Angka, data, dan bahkan faktor alam kali ini banyak berpihak pada Newmont. ”Newmont sangat beruntung memperoleh tambang di lokasi itu,” kata Dirhamsyah. Hanya sekitar empat kilometer dari garis Pantai Swis, laut di Teluk Senunu sudah mempunyai kedalaman ratusan meter dan terus menjorok hingga ke cekungan Lombok. Laut Lombok Basin ini mempunyai kedalaman sekitar 4.200 meter, membentang dari selatan Banyuwangi di ujung timur Pulau Jawa hingga selatan Pulau Sumbawa.
Pipa ampas tambang Batu Hijau Newmont menjulur 3,4 kilometer ke laut. Posisi ujung pipa berada di kedalaman 125 meter. Mulut pipa tailing ini tepat berada di ”tebing” cekungan Lombok. Tanpa perlu perlakuan apa pun, akibat gravitasi, semburan ampas Newmont akan mengalir turun mengikuti kanal-kanal hingga menumpuk di cekungan Lombok (lihat infografis aliran tailing).
Bagaimana jika terjadi upwelling, kala material di dasar laut terangkat ke permukaan? Penelitian tim Dirhamsyah pada 2009 dilakukan ketika musim upwelling. Namun ternyata air di Teluk Senunu tetap jernih. Artinya, material ampas tambang di dasar laut yang dalam tak terangkat ke permukaan.

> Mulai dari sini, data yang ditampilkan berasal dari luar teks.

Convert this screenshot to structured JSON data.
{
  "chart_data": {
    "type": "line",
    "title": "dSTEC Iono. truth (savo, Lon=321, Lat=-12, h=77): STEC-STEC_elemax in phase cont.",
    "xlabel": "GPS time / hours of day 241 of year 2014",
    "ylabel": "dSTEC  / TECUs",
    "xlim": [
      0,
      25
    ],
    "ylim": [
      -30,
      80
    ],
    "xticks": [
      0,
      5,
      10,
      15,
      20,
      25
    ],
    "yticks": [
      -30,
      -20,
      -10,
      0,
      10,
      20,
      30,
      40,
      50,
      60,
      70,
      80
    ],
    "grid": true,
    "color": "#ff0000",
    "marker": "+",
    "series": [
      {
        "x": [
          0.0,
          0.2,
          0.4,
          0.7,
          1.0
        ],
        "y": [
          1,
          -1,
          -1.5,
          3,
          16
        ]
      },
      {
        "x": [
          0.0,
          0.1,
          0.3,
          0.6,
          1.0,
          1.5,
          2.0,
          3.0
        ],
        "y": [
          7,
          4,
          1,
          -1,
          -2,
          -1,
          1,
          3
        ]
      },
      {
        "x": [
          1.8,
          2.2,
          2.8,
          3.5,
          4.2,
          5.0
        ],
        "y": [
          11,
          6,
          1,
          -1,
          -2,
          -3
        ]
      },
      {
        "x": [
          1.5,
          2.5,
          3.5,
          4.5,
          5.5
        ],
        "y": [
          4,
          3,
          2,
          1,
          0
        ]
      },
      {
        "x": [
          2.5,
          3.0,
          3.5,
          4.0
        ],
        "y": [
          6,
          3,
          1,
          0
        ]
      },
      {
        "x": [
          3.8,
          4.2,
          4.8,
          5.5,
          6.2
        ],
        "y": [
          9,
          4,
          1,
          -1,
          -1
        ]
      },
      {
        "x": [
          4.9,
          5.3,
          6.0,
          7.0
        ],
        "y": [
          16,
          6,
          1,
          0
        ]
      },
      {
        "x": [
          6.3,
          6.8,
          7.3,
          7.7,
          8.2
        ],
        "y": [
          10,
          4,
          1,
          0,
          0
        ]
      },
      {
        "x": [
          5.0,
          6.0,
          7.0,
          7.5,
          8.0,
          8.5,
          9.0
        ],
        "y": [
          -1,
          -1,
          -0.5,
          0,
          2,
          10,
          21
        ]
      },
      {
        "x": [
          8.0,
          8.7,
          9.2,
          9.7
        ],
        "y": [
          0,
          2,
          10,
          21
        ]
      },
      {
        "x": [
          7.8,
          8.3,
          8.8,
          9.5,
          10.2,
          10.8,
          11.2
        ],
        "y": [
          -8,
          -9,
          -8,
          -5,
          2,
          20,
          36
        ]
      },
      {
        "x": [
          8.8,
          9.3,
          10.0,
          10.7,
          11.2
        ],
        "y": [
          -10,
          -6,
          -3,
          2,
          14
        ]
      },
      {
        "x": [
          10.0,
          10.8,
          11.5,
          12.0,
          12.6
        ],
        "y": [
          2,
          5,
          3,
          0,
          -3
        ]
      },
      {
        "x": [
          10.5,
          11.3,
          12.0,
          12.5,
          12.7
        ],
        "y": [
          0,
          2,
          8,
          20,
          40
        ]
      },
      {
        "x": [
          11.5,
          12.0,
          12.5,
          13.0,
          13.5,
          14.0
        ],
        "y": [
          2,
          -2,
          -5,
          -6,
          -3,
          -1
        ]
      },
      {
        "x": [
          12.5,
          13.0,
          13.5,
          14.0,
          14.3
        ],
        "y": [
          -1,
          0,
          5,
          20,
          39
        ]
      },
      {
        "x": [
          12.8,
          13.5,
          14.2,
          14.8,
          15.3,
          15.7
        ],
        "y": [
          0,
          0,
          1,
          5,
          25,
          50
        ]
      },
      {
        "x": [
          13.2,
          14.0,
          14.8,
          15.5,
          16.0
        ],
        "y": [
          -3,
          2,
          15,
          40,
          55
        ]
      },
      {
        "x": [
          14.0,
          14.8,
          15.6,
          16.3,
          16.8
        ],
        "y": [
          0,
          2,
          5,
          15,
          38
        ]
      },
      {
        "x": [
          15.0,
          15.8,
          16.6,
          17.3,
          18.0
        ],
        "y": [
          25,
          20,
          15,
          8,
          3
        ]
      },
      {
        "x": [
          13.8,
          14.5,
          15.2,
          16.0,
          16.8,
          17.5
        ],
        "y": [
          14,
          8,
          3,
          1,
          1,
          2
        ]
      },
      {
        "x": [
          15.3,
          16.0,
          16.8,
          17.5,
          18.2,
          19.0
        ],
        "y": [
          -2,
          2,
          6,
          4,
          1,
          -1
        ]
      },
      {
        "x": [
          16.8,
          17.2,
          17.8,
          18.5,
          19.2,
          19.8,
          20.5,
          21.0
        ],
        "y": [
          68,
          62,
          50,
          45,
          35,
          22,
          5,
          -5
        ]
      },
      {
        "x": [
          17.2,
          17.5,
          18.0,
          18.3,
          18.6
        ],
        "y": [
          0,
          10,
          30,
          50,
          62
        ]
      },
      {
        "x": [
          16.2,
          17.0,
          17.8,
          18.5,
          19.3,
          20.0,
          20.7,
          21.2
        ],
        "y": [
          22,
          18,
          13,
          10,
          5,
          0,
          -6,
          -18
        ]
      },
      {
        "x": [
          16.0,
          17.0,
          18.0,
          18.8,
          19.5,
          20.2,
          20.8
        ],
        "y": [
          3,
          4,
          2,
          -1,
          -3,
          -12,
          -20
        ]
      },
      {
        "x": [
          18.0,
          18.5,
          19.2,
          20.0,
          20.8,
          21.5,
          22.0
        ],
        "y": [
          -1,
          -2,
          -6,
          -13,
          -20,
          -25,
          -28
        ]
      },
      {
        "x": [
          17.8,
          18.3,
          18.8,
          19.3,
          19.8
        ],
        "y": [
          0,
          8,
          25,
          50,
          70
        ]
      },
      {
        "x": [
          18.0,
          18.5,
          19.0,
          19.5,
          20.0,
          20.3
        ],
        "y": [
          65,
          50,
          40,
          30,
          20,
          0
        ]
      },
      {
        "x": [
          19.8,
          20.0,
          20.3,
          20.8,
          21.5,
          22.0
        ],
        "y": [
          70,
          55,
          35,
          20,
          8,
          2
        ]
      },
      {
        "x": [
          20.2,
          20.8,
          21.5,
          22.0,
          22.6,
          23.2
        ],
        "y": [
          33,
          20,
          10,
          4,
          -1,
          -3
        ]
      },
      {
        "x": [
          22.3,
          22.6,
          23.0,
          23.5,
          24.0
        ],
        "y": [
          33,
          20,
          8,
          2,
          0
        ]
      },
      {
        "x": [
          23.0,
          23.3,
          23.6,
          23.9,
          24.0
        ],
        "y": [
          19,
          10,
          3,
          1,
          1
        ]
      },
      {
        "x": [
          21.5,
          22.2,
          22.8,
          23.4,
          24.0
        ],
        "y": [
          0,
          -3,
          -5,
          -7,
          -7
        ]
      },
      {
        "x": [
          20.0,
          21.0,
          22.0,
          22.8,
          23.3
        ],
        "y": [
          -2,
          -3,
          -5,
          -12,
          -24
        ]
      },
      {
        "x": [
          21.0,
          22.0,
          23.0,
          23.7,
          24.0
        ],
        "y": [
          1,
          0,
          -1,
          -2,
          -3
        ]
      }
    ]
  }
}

Yang membentengi ampas sehingga tak naik, menurut Wenno Lucas, adalah lapisan inti termoklin yang berada di kedalaman 90-120 meter. ”Lapisan termoklin ini ibarat tembok yang menahan naiknya tailing,” kata Wenno. Pada lapisan ini, temperatur air turun sangat cepat.

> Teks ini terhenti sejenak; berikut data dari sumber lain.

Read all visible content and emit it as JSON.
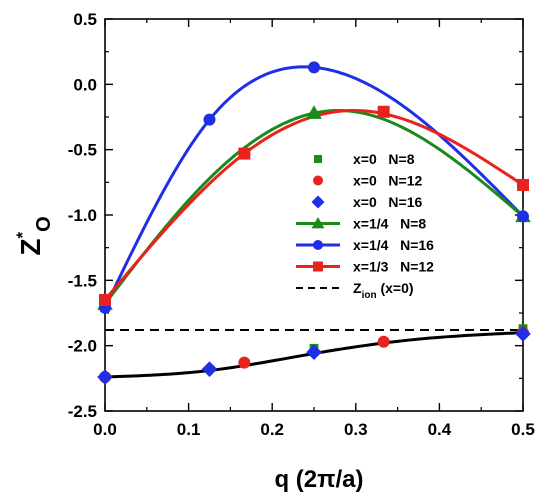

Satu lagi faktor alam yang memihak Newmont adalah arus laut di Selat Alor. Sepanjang tahun arus di selat antara Pulau Lombok dan Pulau Sumbawa ini bergerak ke selatan. Sehingga, kala musim downwelling dan inti termoklin turun hingga di bawah mulut pipa, arus laut dari Selat Alor akan mendorong sampah Newmont ke arah cekungan Lombok. Ampas tambang itu pun akan tetap teronggok di dasar laut.
Tim Pusat Penelitian Oseanografi juga tak menemukan pencemaran logam berat (timbel, merkuri, kadmium, kromium) di Laut Senunu. Beberapa sampel air yang diambil di kedalaman ribuan meter memang menunjukkan kandungan tembaga. ”Tapi masih di bawah ambang baku mutu Kementerian Lingkungan Hidup,” kata Dirhamsyah. Kesimpulan ini ternyata tak berbeda dengan hasil penelitian tim evaluasi izin pembuangan tailing Newmont dari Kementerian Lingkungan Hidup.

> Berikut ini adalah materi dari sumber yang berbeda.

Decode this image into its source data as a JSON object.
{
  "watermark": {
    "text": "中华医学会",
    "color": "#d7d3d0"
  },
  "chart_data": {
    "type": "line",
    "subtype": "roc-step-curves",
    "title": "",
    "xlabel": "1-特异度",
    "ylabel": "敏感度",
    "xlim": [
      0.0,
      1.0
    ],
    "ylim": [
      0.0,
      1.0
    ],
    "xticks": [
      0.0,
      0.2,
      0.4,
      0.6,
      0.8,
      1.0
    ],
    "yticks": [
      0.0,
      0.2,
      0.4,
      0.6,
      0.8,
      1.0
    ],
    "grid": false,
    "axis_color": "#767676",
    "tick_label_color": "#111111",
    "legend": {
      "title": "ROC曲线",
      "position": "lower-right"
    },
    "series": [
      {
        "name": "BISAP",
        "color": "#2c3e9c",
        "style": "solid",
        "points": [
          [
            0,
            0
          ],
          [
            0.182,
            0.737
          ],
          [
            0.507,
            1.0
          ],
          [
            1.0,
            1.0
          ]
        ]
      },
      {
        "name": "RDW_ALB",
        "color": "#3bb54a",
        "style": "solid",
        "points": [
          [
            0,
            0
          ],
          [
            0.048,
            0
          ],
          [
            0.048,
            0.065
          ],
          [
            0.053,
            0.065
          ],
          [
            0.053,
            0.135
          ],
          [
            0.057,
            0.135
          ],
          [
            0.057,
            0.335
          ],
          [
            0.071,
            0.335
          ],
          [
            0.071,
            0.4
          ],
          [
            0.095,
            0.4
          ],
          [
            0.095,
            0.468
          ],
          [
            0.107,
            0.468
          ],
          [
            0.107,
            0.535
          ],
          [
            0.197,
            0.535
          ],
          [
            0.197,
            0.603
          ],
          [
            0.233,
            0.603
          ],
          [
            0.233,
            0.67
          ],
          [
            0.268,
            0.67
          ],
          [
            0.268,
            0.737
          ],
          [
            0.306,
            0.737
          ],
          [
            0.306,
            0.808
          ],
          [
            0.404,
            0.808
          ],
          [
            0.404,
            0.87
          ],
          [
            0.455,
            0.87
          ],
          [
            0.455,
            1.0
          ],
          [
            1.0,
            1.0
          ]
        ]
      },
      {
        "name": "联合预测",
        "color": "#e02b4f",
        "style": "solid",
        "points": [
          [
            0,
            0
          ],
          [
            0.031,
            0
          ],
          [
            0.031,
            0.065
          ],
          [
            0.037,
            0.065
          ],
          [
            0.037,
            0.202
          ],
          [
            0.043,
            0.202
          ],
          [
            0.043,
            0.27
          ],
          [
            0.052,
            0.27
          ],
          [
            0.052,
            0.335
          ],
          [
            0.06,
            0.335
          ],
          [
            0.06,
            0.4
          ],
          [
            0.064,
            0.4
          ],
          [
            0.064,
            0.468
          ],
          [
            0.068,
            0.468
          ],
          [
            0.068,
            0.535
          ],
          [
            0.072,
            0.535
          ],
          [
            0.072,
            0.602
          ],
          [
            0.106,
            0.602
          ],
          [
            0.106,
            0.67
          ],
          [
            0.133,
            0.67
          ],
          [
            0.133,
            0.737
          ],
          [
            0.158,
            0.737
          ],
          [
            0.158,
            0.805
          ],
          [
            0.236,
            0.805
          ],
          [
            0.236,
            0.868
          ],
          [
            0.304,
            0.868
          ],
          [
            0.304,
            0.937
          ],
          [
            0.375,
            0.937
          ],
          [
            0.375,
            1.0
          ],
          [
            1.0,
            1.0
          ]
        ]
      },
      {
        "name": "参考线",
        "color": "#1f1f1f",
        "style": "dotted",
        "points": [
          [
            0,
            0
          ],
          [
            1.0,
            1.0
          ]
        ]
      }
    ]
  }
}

Deputi Kementerian Lingkungan Bidang Pengelolaan B3, Limbah B3, dan Sampah, Masnellyarti Hilman, mengatakan tak ada bukti pencemaran ampas tambang di Laut Senunu. Walau demikian, dia mengelak menjawab soal perpanjangan izin pembuangan ampas tambang Batu Hijau di Teluk Senunu. Sepertinya restu perpanjangan bagi Newmont hanya tinggal soal ketuk palu.
Sapto Pradityo, Supriyanto Khafid (Sekongkang)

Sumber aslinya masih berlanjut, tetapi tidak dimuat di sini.